Großenhain/Meißen. Der Tierpark Siebeneichen in Meißen ist für Familien mit Kindern mindestens genauso wichtig wie die Albrechtsburg und die Porzellanmanufaktur. Wenn nicht sogar wichtiger. Das wissen die Großenhainer anscheinend besser als die Meißner selbst. Weil die Ratsherren in der benachbarten Domstadt dem Tierpark-Chef Heiko Drechsler weitere finanzielle Unterstützung vorenthalten, hat eine Großenhainer Facebook-Gemeinschaft beschlossen, Spenden zu sammeln. Mehr als 2000 Euro sind in nur vier Wochen zusammengekommen. Zwei Mitglieder der Großenhainer Facebookgruppe überreichten jetzt 1 722,80 Euro an Heiko Drechsler. Aber nicht einfach so. Sie fuhren gemeinsam mit ihm zu den Meißner Stadtwerken und bezahlten damit die Strom- und Heizkosten des Tierparks für die Monate Januar und Februar. „Das hat mich total überwältigt“, sagt Drechsler. „Die Großenhainer haben in vier Wochen so viel Geld gesammelt, wie der Meißner Tierpark-Freundeskreis in zwei Jahren nicht.“

Mehr als 50 Großenhainer haben sich bisher an der Spendenaktion beteiligt. Sie läuft noch bis Ende Februar, so dass Anfang März eine zweite Spende an den Meißner Tierpark überreicht werden soll.

Drechsler ist Dresdner und hatte vor 15 Jahren den Tierpark Siebeneichen übernommen, als die Anlage an der B 6 schon einmal vor dem Aus stand. Er erfüllte sich damals einen Kindheitstraum. „Denn ich wollte schon immer Zoo-Direktor sein“, erzählt der 54-Jährige. Viel Geld und Kraft habe er in den Erhalt des Tierparks gesteckt, nicht selten die eigene Familie eingespannt, um Wege und Gehege zu bauen oder das Kassenhäuschen zu besetzen.
In den letzten zwei Jahren unterstützte die Stadt Meißen den Tierpark mit jeweils 60 000 Euro pro Jahr. Von dem Geld konnte Drechsler u. a. drei Mitarbeiter bezahlen.
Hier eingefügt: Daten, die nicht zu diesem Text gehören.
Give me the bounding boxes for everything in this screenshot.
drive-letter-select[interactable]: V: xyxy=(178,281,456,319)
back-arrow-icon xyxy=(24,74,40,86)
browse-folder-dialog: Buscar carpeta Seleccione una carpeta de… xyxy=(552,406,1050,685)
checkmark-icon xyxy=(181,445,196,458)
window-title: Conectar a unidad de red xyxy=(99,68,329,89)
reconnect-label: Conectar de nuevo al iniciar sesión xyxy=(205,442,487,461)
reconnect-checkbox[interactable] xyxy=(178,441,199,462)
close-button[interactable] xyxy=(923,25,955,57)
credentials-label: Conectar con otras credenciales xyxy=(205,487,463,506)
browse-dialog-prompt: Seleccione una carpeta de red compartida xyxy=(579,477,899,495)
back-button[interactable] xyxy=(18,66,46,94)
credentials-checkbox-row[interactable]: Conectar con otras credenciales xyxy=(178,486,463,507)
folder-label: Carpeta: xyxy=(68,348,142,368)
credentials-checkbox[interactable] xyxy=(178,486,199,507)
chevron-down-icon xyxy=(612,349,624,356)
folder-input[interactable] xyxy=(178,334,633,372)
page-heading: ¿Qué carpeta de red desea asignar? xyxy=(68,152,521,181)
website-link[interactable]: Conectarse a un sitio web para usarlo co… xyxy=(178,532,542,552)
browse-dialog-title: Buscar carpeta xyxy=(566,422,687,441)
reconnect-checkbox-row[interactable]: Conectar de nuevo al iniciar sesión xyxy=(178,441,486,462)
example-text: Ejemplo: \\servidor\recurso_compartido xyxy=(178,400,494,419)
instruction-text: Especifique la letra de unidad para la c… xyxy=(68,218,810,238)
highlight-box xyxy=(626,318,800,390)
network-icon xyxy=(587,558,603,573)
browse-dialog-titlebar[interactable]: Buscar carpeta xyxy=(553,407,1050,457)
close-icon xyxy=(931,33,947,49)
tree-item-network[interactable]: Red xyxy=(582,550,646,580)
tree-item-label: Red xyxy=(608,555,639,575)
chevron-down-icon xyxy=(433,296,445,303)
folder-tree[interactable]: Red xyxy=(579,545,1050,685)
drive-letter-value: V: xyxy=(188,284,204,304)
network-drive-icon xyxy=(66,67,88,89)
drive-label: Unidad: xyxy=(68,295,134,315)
Doch Mitte 2017 wurde bekannt, dass der Stadtrat weitere Zuwendungen für den Tierpark auf den Prüfstand stelle. Sie seien nicht auf Dauer angedacht gewesen.

Diese Nachricht erreichte Drechsler ausgerechnet in der aufgeheizten Schlussphase des Bundestagswahlkampfes. Und Drechsler, bekennender Anhänger der damaligen AfD-Vorsitzenden Frauke Petri, machte mit Wut im Bauch einen Fehler. Er hing ein AfD-Wahlplakat an das Kassenhäuschen des Tierparks auf und brüskierte damit alle Parteien, die im Meißner Stadtrat vertreten sind. Stadträte von CDU, Die Linke und FDP kritisierten, dass Drechsler, der öffentliche Gelder erhielte, nicht neutral geblieben ist.

Obwohl Drechsler das Plakat schon nach wenigen Tagen wieder abnahm, schwelt seitdem zwischen ihm und dem Meißner Stadtrat ein Konflikt. Eine Finanzhilfe für 2018 gibt es bislang nicht.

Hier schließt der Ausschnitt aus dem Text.